Scheme Returns for 3 years Returns for 1 year Returns since inception #
Regular Plan - Growth 5.99 8.71 10.97
Direct Plan-Growth 6.66 9.40 11.63
Benchmark Returns % @ 7.59 9.76 12.29

# Date of Inception/ Allotment November 29, 2013

@ Benchmark Index: 70% of Nifty Plus 30% CRISIL Composite Bond Fund Index. As per SEBI circular no. SEBI/HO/ IMD/DF3/CIR/P/2018/04 dated January 04, 2018 in Benchmark Nifty value is taken as Total Return Index.

Above returns are compounded annualized (CAGR).

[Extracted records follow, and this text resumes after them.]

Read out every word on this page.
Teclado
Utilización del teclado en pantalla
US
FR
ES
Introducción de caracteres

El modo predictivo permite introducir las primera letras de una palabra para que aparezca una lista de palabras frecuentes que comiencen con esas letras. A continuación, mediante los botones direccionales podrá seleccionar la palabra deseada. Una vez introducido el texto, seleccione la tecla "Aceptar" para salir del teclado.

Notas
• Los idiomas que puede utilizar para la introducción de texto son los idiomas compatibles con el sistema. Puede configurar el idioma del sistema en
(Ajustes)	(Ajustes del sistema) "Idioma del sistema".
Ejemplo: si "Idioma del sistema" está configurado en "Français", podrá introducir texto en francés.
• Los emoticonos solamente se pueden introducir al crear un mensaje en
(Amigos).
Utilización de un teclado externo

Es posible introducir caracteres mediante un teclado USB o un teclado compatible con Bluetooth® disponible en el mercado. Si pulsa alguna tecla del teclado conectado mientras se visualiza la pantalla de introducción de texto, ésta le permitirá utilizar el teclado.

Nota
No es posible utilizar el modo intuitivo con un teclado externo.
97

Past Performance may or may not be sustained in the future and may not necessarily provide a basis for comparison with other investments.

Risks and concern:

The Risk Management Manual sets out an enterprise wise risk management framework for Shriram Asset Management Company Limited and Shriram Mutual Fund. This Manual is intended to serve as a model, which will help the AMC and the Mutual Fund to monitor and mitigate the risks faced by the Company in the discharge of its business and also use risk management to increase value for investors.

Internal control system:

The Company has adequate system of internal controls commensurate with its size and level of operations to ensure that all assets of the Company are safeguarded and protected and that transaction of the Company are authorised, recorded and reported correctly, and also to ensure the efficiency of operations, compliance with internal policies and applicable laws and regulations as well as protection of resources. Moreover, the Company continuously upgrades these systems in line with the best available practices. The internal control system is supplemented by internal audits, regular reviews by management and standard policies and guidelines to ensure reliability of financials and all other records to prepare financial statements and other data. The Audit Committee of the Board reviews internal audit reports given along with management comments. The Audit Committee also monitors the implementation of suggestions given by the Committee.

Human Resources:

During the financial year ended March 31,2018, the human resources aspects and built in Management Team of the Company remain unchanged.